I have communicated with several people about this issue, and they almost all give versions of the same two responses:

1) The issue is complicated, decisions about this kind of action have to be made quickly, and societies always have to balance multiple interests. I agree with all of this, but also maintain that SRA should not have signed that letter. It should have been an easy call to read the text of the letter and give a clear, not today Satan response. And there were options. There is another letter that, while I still disagree with the content, is much less offensive (SRA did not sign that one; APA did).

2) This demonstrates the need for me to stay involved in the society, work with them, and help educate and promote open science and diversity. I agree with all of this as well, but have chosen a different path. Time is precious, and I have to make sound decisions on how to allocate it. SRA is a society structured by the past, and is a society that is reluctant to change at the structural level, despite any veneers of change. I have decided that is a better use of my time to support new models for scientific exchange rather than try to change old, entrenched models. I was always baffled by colleagues who would say, “I don’t really like SRCD, but I just go because everyone else does and I like to see my friends.” This is not why societies or conferences should exist. We should do more and expect more, of societies and of our time. At SRA 2020 I was scheduled to run a preconference on open science and was a chair for an invited session on open science.

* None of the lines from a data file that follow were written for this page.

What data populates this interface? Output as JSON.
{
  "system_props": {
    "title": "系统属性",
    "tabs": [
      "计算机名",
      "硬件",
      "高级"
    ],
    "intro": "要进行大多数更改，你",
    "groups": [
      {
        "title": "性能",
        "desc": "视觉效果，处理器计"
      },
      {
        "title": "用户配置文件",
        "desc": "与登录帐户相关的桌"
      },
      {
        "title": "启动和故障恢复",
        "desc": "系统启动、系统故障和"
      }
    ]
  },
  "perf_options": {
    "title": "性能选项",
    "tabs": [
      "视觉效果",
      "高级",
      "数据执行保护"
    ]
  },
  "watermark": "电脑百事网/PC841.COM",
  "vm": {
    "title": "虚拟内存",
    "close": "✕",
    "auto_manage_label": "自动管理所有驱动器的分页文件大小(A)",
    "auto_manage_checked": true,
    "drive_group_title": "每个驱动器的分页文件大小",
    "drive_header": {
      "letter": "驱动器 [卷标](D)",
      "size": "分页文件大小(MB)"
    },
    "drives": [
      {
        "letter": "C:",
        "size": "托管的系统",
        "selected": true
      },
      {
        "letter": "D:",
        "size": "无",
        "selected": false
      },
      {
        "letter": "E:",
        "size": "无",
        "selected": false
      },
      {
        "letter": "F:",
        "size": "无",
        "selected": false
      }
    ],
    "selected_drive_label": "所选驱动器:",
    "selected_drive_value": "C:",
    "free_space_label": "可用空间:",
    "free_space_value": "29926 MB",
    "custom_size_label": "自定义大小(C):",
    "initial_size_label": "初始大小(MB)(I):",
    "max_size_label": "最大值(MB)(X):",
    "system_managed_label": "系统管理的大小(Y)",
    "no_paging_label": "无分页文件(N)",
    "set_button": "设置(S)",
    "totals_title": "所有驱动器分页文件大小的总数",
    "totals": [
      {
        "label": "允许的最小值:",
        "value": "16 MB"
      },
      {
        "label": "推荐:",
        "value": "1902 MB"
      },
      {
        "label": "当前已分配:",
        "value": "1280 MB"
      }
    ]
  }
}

I am withdrawing from both and will not attend SRA, devoting my energies to initiatives and organizations that I fully believe in.

Finally, I am not claiming to be a pure, virtuous actor on this topic. There are other initiatives to which I am devoting free work that might seem counter to my previous statements. There are always reasons, but those reasons do not violate my core values. Similarly, I will not judge those of you who decide to stay with SRA, which will likely be all of you. I just ask that you work to actually change and improve the way the society functions, rather than reinforce the status quo.